Le PDG de Cloudflare, Matthew Prince, a tweeté le 4 juin 2026 que le trafic généré par les robots avait dépassé celui des humains. Auparavant, Matthew Prince avait estimé que le délai de dépassement serait la fin de 2027, puis a révisé ses prévisions jusqu'au début de 2027 sur la base des données. Les données actuelles montrent qu’à la mi-2026, le trafic des robots a atteint l’objectif historique de dépasser le trafic réel d’accès humain.

Que comprend le trafic de robots :
Les robots font ici référence à des programmes exécutés via des scripts ou des codes automatisés, tels que les robots utilisés par les moteurs de recherche pour explorer le contenu Internet, les programmes automatisés utilisés par les sociétés de sécurité pour analyser et observer Internet, les agents basés sur la technologie de l'intelligence artificielle, etc. Tant que le trafic Internet est généré mais que de vrais humains n'effectuent pas d'opérations d'accès, il sera considéré comme un robot. Par conséquent, lorsque vous utilisez des agents IA pour interroger les prix des produits, obtenir les dernières informations et effectuer des tâches en plusieurs étapes, vous générez également des quantités massives de trafic robotique.
Cloudflare observe le trafic Internet de deux manières : les journaux d'accès générés par les sites Web hébergés par Cloudflare et les demandes de résolution générées par le DNS public 1.1.1.1. À partir de 2025, Cloudflare a commencé à classer le trafic en fonction des attributs des visiteurs (robots ou humains), mais en raison du manque de données antérieures, il est impossible de remonter trop loin pour comparer les données.

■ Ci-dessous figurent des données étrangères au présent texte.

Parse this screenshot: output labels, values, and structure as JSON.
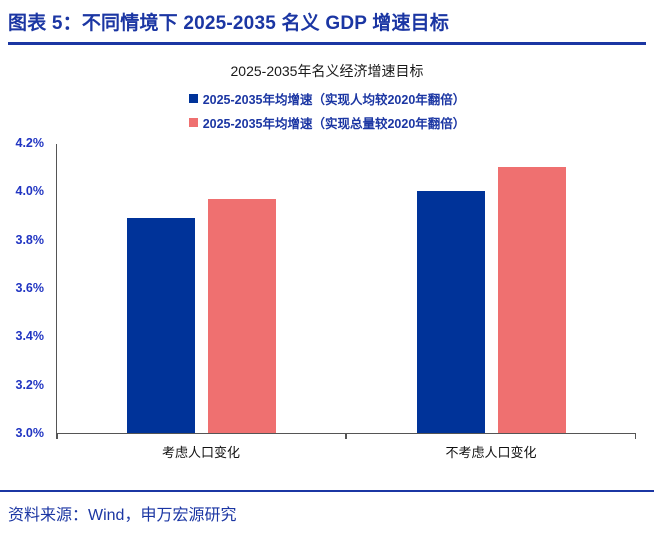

Les données d'observation radar Cloudflare Radar montrent que la proportion de trafic (nombre de requêtes HTTP) généré par des robots atteint 57,5 %, tandis que la proportion de trafic généré par de vrais humains est de 42,5 %. On ne sait pas exactement quand le trafic de robots et le trafic humain atteindront le point d'équilibre de 50 %, car les données de Cloudflare sont un peu confuses et l'heure précise ne peut pas encore être déterminée.
Mais le véritable trafic consommé, ce sont les humains :
Le trafic mentionné ci-dessus fait référence au nombre de requêtes HTTP, et non au trafic conventionnel tel que le Go. Calculé selon le trafic conventionnel, le trafic généré par les vrais humains est bien supérieur à celui des robots. La raison en est que les vidéos Internet consomment beaucoup de trafic lorsqu’elles regardent des vidéos et que les robots sont plus enclins à explorer le texte et le contenu structuré. Le trafic généré par cette partie du contenu est relativement peu élevé, donc à court terme, s'il est calculé selon le trafic conventionnel, le trafic des robots ne devrait pas dépasser celui des vrais humains.
Fait intéressant, selon les statistiques obtenues par Cloudflare Radar, la zone avec le plus de trafic de robots est l'île de Gibraltar, suivie de Singapour. Ces zones disposent d'un grand nombre de centres de données et d'infrastructures d'hébergement, de sorte que le nombre de requêtes HTTP de robot émises et de requêtes HTTP reçues générées par des robots de régions locales ou autres sont très élevés.